Doch dann macht es Plopp, eine haarige Raupe landet auf dem Boden. Dann noch eine und noch eine. Bevor die Goldsucher kapiert haben, was los ist, bin ich schon losgesprintet. Noch beim Rennen schnappe ich mir meine Machete. Flüche erschallen, aber ich schaue mich nicht um und renne, so schnell ich kann, in den Wald hinein. Weg vom Fluss, hinein ins Dickicht. Inzwischen habe ich Übung darin, ich klettere über einen großen abgefallenen Ast und robbe unter einem Dornengestrüpp durch. Nach zehn Minuten höre ich keine Stimmen mehr und ich brauche dringend eine Pause. Schon bin ich mit meinen Kräften wieder am Ende. Keuchend lasse ich mich auf dem Boden nieder, meine Wange brennt dort, wo ein zurückpeitschender Zweig sie getroffen hat.
Wenn ich jetzt versuche weiterzuwandern, dann komme ich wahrscheinlich nirgendwo an. Dieser Wald ist so viel stärker als ich. Ich habe noch nicht genug gelernt, um hier zu überleben. Aber was jetzt? Zurück zu den Goldgräbern will ich auf keinen Fall, dieser Preis ist mir zu hoch! Außerdem, wer sagt mir denn, dass die Typen mir nicht die Kehle durchschneiden und mich irgendwo verscharren, nachdem sie ihren Spaß mit mir gehabt haben?
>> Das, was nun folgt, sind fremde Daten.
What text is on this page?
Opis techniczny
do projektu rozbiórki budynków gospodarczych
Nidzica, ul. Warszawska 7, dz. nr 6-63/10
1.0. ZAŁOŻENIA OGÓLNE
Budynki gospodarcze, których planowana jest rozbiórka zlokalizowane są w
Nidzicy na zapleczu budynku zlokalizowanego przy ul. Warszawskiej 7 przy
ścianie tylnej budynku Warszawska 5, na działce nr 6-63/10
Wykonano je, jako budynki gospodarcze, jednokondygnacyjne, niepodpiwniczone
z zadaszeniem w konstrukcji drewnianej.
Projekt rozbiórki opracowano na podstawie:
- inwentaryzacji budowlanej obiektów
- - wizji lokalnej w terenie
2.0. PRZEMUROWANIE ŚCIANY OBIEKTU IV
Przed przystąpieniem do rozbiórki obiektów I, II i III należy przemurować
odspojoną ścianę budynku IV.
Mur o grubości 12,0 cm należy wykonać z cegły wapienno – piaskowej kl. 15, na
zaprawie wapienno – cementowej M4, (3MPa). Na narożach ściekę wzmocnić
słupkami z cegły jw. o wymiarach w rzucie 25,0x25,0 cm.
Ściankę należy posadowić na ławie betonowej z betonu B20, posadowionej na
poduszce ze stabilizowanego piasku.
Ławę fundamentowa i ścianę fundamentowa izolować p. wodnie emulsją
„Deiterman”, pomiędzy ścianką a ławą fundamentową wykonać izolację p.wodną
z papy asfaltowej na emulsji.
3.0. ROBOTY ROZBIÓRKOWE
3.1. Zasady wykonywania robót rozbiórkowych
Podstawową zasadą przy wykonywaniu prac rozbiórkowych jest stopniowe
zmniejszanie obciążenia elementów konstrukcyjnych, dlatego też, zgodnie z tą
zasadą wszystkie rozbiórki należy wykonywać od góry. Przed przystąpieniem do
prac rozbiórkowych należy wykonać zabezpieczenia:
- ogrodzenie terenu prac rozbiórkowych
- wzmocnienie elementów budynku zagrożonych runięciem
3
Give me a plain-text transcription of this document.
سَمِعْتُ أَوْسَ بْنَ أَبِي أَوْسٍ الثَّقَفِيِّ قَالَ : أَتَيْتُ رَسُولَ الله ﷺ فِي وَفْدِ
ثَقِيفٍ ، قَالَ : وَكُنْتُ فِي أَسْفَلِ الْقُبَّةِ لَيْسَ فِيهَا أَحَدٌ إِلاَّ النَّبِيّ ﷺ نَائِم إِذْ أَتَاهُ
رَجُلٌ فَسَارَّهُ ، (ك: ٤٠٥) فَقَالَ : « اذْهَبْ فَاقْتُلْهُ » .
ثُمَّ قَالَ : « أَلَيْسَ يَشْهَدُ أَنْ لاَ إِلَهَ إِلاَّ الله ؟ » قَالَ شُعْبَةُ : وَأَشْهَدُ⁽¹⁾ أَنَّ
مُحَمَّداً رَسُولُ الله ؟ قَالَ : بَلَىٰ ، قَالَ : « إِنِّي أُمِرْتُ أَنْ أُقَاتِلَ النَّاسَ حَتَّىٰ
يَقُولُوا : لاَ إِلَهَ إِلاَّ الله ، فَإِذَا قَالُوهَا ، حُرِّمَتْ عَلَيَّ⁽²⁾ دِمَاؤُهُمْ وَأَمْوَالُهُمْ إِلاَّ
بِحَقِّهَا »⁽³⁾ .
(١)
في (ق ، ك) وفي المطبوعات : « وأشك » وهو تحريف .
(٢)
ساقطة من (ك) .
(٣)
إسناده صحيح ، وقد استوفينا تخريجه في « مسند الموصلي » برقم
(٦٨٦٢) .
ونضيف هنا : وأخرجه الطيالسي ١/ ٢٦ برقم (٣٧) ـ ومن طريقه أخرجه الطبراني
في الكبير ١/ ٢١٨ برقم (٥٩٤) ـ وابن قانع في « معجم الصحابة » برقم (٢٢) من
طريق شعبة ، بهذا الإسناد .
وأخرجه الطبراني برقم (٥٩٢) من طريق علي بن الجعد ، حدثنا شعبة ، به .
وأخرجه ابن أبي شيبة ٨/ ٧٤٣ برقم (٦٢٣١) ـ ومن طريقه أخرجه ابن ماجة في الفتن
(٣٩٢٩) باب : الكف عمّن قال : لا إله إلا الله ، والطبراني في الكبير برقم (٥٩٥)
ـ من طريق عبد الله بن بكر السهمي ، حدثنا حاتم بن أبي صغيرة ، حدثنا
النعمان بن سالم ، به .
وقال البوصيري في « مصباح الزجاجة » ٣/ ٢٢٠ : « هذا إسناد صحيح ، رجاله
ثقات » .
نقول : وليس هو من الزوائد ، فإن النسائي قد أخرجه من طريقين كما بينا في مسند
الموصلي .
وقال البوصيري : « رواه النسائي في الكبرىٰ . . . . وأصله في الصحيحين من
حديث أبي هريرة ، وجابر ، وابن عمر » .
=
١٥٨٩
Ich fühle mich furchtbar hilflos, wieder einmal. Tränen steigen mir in die Augen und ich wische sie wütend mit dem Ärmel meiner Jacke ab. Wenn ich noch mehr Salzwasser vergieße, dann reicht das bald für ein kleines Binnenmeer. Dann hole ich Sam aus der Tasche und stelle ihn auf Sprachausgabe, damit ich ihn um Rat fragen kann. Doch sofort motzt er los: »Ganz schön gemein, mich so durchzuschütteln, Menschen kennen wirklich keinerlei Rücksicht, wenn es um Elektronik geht!«
Einen Moment lang kann ich nicht sprechen, ich bin noch ganz durcheinander von dem, was ich eben erlebt habe.